For many applications, charge distributions around macromolecules in aqueous solution are of greater interest than the electrical potential. We show that it is possible to use the Poisson−Boltzmann (PB) relation to develop differential equations for the ionic distributions. The solutions to these equations are the integral distribution functions whose derivatives give the charge density functions for counterions and coions. In this formalism the salt-free atmosphere of a cylindrical polyelectrolyte is very easily solvable for the counterion. Quantities such as the “condensation radius” (Le Bret, M.; Zimm, B. H. Biopolymers 1984, 23, 287−312) and the “Bjerrum association radius” (Bjerrum, N. Investigations on Association of Ions, I. In Niels Bjerrum Selected Papers; Munksgaard:  Copenhagen, 1926; pp 108−19) appear naturally as inflection points in curves of the counterion distribution functions.

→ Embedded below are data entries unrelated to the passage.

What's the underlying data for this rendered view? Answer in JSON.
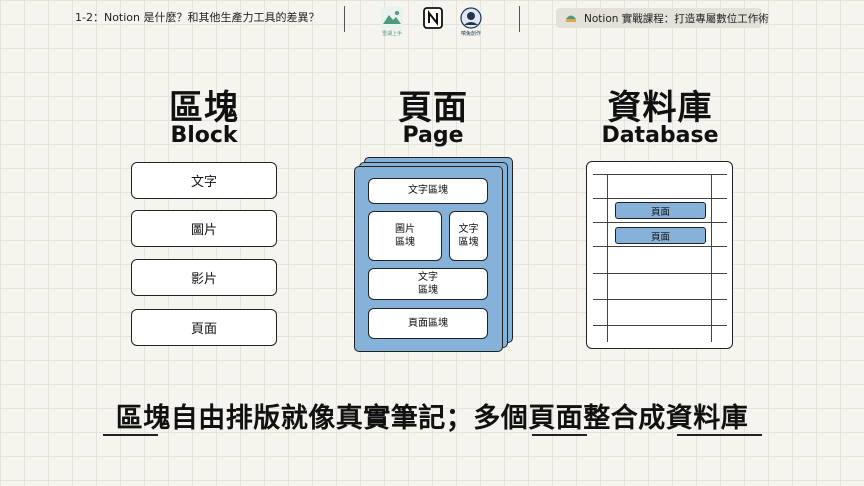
{
  "header": {
    "lesson_title": "1-2：Notion 是什麼？和其他生產力工具的差異？",
    "course_title": "Notion 實戰課程：打造專屬數位工作術",
    "logos": [
      {
        "icon": "mountain-logo-icon",
        "label": "雪湖上手"
      },
      {
        "icon": "notion-logo-icon",
        "label": ""
      },
      {
        "icon": "avatar-logo-icon",
        "label": "噴兔創作"
      }
    ],
    "colors": {
      "accent_blue": "#86b1d8",
      "background": "#f6f4ee",
      "logo_green": "#4f9a7e"
    }
  },
  "columns": {
    "block": {
      "title_zh": "區塊",
      "title_en": "Block",
      "items": [
        "文字",
        "圖片",
        "影片",
        "頁面"
      ]
    },
    "page": {
      "title_zh": "頁面",
      "title_en": "Page",
      "cards": [
        "文字區塊",
        "圖片\n區塊",
        "文字\n區塊",
        "文字\n區塊",
        "頁面區塊"
      ]
    },
    "database": {
      "title_zh": "資料庫",
      "title_en": "Database",
      "rows": [
        "頁面",
        "頁面"
      ]
    }
  },
  "caption": {
    "text": "區塊自由排版就像真實筆記；多個頁面整合成資料庫",
    "underlined": [
      "區塊",
      "頁面",
      "資料庫"
    ]
  }
}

Moreover, a number of the properties of condensation theory arise as scaling limits of the transformed PB equation. In the presence of added salt separate equations can be derived for the excess charge distributions of counterions and coions. In this case the total excesses of counterion φct and of coion φco are simply related to experiment. Various combinations of these two quantities lead to formulas for (1) the total charge, (2) Donnan exclusion, (3) counterion release (Record, M. T.; Lohman, T. M.; de Haseth, P. J. Mol. Biol. 1976, 107, 145−158), and (4) fraction of “condensed” ions. Bjerrum's theory of ion assocition and Manning's theory of counterion condensation are discussed in the context of the transformed Poisson−Boltzmann theory.